Top Films: Spielberg in the Nineties
In the Seventies, Spielberg created the blockbuster with Jaws, and scared a lot of people off ever going into the water again. In the eighties, he did it again recreating the matinee with Raiders and somehow making ugly cute with E.T. In the nineties, he somehow managed to top himself again… and again… and yet again.
Jurassic Park redefined movie making and nearly destroyed the traditional film in favor of computer graphics. To be sure, other films had paved the way for Jurassic, (Young Sherlock Holmes and Terminator 2 come to mind) but Jurassic made it real.

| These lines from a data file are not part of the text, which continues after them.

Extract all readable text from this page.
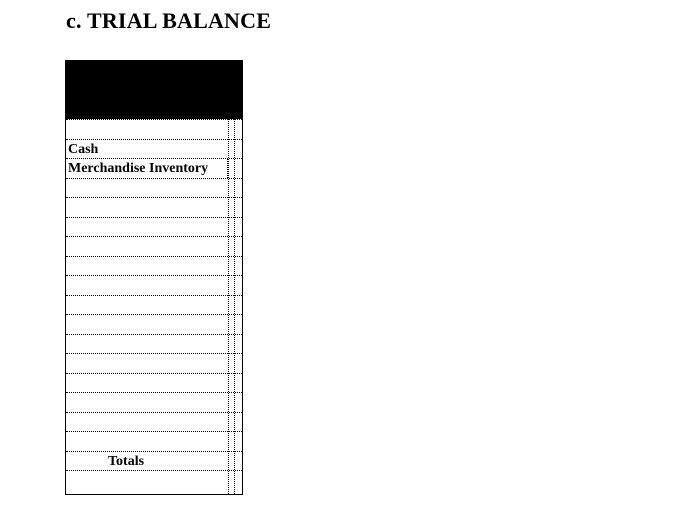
c. TRIAL BALANCE
Cash
Merchandise Inventory
Totals
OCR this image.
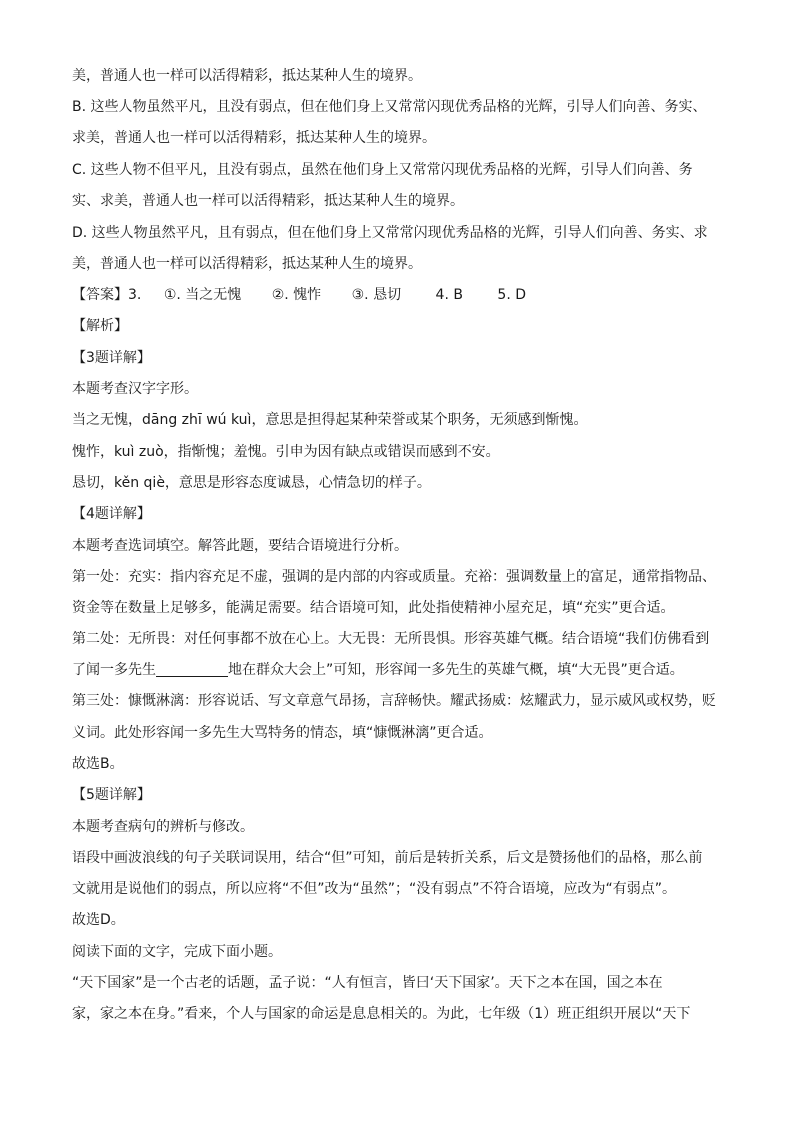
美，普通人也一样可以活得精彩，抵达某种人生的境界。
B. 这些人物虽然平凡，且没有弱点，但在他们身上又常常闪现优秀品格的光辉，引导人们向善、务实、
求美，普通人也一样可以活得精彩，抵达某种人生的境界。
C. 这些人物不但平凡，且没有弱点，虽然在他们身上又常常闪现优秀品格的光辉，引导人们向善、务
实、求美，普通人也一样可以活得精彩，抵达某种人生的境界。
D. 这些人物虽然平凡，且有弱点，但在他们身上又常常闪现优秀品格的光辉，引导人们向善、务实、求
美，普通人也一样可以活得精彩，抵达某种人生的境界。
【答案】3. ①. 当之无愧 ②. 愧怍 ③. 恳切 4. B 5. D
【解析】
【3题详解】
本题考查汉字字形。
当之无愧，dāng zhī wú kuì，意思是担得起某种荣誉或某个职务，无须感到惭愧。
愧怍，kuì zuò，指惭愧；羞愧。引申为因有缺点或错误而感到不安。
恳切，kěn qiè，意思是形容态度诚恳，心情急切的样子。
【4题详解】
本题考查选词填空。解答此题，要结合语境进行分析。
第一处：充实：指内容充足不虚，强调的是内部的内容或质量。充裕：强调数量上的富足，通常指物品、
资金等在数量上足够多，能满足需要。结合语境可知，此处指使精神小屋充足，填“充实”更合适。
第二处：无所畏：对任何事都不放在心上。大无畏：无所畏惧。形容英雄气概。结合语境“我们仿佛看到
了闻一多先生	地在群众大会上”可知，形容闻一多先生的英雄气概，填“大无畏”更合适。
第三处：慷慨淋漓：形容说话、写文章意气昂扬，言辞畅快。耀武扬威：炫耀武力，显示威风或权势，贬
义词。此处形容闻一多先生大骂特务的情态，填“慷慨淋漓”更合适。
故选B。
【5题详解】
本题考查病句的辨析与修改。
语段中画波浪线的句子关联词误用，结合“但”可知，前后是转折关系，后文是赞扬他们的品格，那么前
文就用是说他们的弱点，所以应将“不但”改为“虽然”；“没有弱点”不符合语境，应改为“有弱点”。
故选D。
阅读下面的文字，完成下面小题。
“天下国家”是一个古老的话题，孟子说：“人有恒言，皆曰‘天下国家’。天下之本在国，国之本在
家，家之本在身。”看来，个人与国家的命运是息息相关的。为此，七年级（1）班正组织开展以“天下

That same year, Spielberg made his crowning achievement in Schindler’s List. It was a new look for him; not entertaining yet important. It may have foreshadowed a shift in his work to come. After Schindler, Spielberg begins to make more serious and thought provoking films, and not quite the popular successes of the past.
Another nineties gem came a couple years later in the form of Saving Private Ryan. The first half hour alone changed war films forever, and in a way that is not always considered good.
These three films show a Spielberg theme that is not always listed among his “father-son” and “childlike sense of awe” themes. One could call it the “humanity needs to remember its place” theme. In Jurassic, man tries to create and be God and the typical Frankenstein monster is created almost destroying the wannabe creator. In Schindler, we see the effects of man deciding some people are less than human. In Ryan, we witness the result of what those opposing such ideologies have to go through, and that the cost is almost as great as the danger those ideologies present.
In the end, Spielberg in the nineties begins to show the flip side of his “awe”-some vision. The world is a very broken place.